Cremated remains -- or "cremains, " as they're called-- will be placed in lipstick-sized containers and shot into space aboard the third stage of a Pegasus or Taurus booster.
"It will orbit anywhere from a year and a half to ten years as kind of a memorial, a statement of interest in space and a memorial of someone's life," said Charles Chafer of Celestis.
"At the end of that period, gravity and the laws of physics being what they are, the entire spacecraft will re-enter the atmosphere and burn up completely like a shooting star."

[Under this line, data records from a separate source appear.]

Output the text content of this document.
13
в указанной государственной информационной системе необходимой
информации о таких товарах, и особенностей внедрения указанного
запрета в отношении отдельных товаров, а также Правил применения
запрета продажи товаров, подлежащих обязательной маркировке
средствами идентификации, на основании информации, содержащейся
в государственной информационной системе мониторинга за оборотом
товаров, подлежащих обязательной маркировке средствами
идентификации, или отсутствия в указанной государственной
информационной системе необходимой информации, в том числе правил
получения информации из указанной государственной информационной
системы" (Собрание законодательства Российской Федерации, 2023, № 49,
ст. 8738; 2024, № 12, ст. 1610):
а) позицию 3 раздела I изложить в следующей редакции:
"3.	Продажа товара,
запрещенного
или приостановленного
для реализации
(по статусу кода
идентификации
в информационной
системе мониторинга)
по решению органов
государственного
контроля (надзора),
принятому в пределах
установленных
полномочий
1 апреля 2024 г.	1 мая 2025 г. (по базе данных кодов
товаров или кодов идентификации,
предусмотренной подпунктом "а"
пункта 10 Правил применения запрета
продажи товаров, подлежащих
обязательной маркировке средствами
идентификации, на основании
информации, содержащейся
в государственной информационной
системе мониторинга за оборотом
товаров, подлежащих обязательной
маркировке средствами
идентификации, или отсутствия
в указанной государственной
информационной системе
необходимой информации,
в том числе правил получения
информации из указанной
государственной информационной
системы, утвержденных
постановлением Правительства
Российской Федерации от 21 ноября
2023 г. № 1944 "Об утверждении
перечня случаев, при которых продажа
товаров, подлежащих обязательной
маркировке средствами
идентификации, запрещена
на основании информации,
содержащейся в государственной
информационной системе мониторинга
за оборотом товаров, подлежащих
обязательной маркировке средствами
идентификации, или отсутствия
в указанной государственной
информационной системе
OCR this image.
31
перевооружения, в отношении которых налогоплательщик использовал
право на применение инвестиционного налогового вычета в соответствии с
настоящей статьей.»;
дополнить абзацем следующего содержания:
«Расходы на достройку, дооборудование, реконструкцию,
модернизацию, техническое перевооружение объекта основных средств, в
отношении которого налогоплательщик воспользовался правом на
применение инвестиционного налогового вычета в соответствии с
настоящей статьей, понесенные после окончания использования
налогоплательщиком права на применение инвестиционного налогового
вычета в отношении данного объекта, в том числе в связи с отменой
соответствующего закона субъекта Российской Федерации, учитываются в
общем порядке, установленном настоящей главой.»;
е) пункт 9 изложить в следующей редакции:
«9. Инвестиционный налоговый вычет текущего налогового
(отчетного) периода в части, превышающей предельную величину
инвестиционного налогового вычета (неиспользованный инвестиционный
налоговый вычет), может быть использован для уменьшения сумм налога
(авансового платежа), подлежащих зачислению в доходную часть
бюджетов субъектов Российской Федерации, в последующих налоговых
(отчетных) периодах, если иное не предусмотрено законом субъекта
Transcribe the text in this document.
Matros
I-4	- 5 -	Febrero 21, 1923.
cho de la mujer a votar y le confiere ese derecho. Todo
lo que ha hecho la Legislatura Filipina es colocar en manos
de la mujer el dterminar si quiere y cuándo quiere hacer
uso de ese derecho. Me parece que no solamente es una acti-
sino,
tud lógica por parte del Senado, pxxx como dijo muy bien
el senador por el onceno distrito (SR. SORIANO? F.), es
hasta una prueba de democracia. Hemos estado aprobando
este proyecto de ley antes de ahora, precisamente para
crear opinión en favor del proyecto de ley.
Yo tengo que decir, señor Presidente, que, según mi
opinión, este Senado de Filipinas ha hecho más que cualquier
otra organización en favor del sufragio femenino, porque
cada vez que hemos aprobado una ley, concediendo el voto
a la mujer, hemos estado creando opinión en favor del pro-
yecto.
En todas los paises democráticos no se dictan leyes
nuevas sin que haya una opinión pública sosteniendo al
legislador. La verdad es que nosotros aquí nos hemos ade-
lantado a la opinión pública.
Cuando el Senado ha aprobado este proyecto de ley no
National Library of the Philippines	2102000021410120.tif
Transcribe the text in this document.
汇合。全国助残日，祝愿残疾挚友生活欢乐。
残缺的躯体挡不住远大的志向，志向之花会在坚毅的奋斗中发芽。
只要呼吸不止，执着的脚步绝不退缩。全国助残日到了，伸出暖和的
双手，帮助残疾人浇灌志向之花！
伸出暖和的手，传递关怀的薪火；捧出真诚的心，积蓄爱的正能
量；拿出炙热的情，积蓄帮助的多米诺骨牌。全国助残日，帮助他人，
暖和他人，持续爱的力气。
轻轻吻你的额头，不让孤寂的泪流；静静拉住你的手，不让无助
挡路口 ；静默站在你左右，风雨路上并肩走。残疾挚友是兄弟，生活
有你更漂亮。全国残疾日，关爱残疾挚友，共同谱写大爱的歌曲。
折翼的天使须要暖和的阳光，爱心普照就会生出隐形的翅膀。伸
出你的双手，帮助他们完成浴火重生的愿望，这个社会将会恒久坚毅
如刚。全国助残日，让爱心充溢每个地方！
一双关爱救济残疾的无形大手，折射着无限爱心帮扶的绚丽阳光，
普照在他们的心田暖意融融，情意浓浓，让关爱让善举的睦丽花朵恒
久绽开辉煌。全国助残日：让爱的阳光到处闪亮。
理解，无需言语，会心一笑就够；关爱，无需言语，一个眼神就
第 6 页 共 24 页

Several years ago I read a blurb about a scientist whose will stipulated that, upon his death, his body should be stripped and appropriately prepared, and thrown onto the Serengeti plain, so the animals could feed on him, and he could be immediately recycled into his favorite ecosystem. (Darn if I can find a link, but I swear it's true.)Family lore holds that my great-grandmother, a stylish, successful beauty shop entrepreneur who lived in a fancy hotel, kept a pet monkey, wore Chanel suits, and loved a highball with a game of cards, was buried with a deck of cards in one hand, and a winning Whammy hand in the other.
The way I've been living my life lately, I should probably be buried with my laptop across my belly (wireless connection, please), my fingers across the keyboard, a swim cap and goggles on my head, and a can of Diet Monster propped up in a cupholder.
Unless that seems too weird.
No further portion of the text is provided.